There are now 4.5 million self-employed professionals, representing more than 15% of the UK’s labour force. Since 2010 two-fifths of all new jobs created have been among the self-employed.
UK growth outstripped that of France, Spain and Italy, where levels have stagnated, but was behind double-digit growth in parts of Eastern Europe, such as Slovenia, Bulgaria and Cyprus.
The growth has led to claims the trend for becoming your own boss may be evidence of a weaker economy.
Spencer Thompson, the IPPR’s senior economic analyst said there are “legitimate concerns whether a lot of the new self-employed are actually employees by another name”, with the Bank of England’s interest rate setting committee one of the bodies to have expressed the sentiment.

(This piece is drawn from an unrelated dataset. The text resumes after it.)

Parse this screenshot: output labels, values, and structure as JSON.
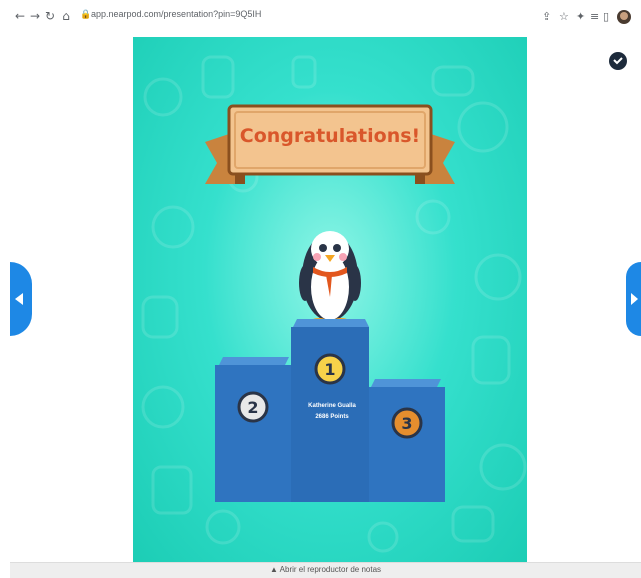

Shadow business secretary Chuka Umunna added that the Labour Party’s own analysis showed self-employed incomes have fallen by an average of £2,000 since 2010, which at 14% represents a bigger fall than the 9% experienced by those in regular employment.
Umunna said that while the flexibility of self-employment to aid work-life balance is an individual benefit and should be encouraged, those working on a freelance basis have been “hardest hit by the cost-of-living crisis” with many working part-time and paid a fraction of full-time workers.
However, the Professional Contractors Group (PCG), a prominent membership organisation for freelancers, contractors and independent professionals, said the IPPR’s report emphasises the importance of the self-employed to the UK economy.
PCG revealed that self-employed individuals contributed £95bn in 2013 – a number which is forecasted to increase.
The PCG also indicated key growth areas in entrepreneurialism, with more mothers and individuals under 30 becoming independent professionals – indicating that starting a business is becoming more wide-spread and that self-employment will continue to rise in the future.
PCG’s senior public affairs manager, Andy Chamberlain, commented on the IPPR findings:
“The fact that Britain is becoming the self-employment capital of Western Europe is hugely positive news. It’s important to remember that striking out alone doesn’t just benefit these individuals – the economy reaps huge rewards as well.
“Independent professionals are driving the economy forward and doing so in a way that boosts their quality of life as well as Britain’s economy. The vast majority of independent professionals choose self-employment because they want to take control of their own destiny and achieve a work/life balance that suits them and their families.”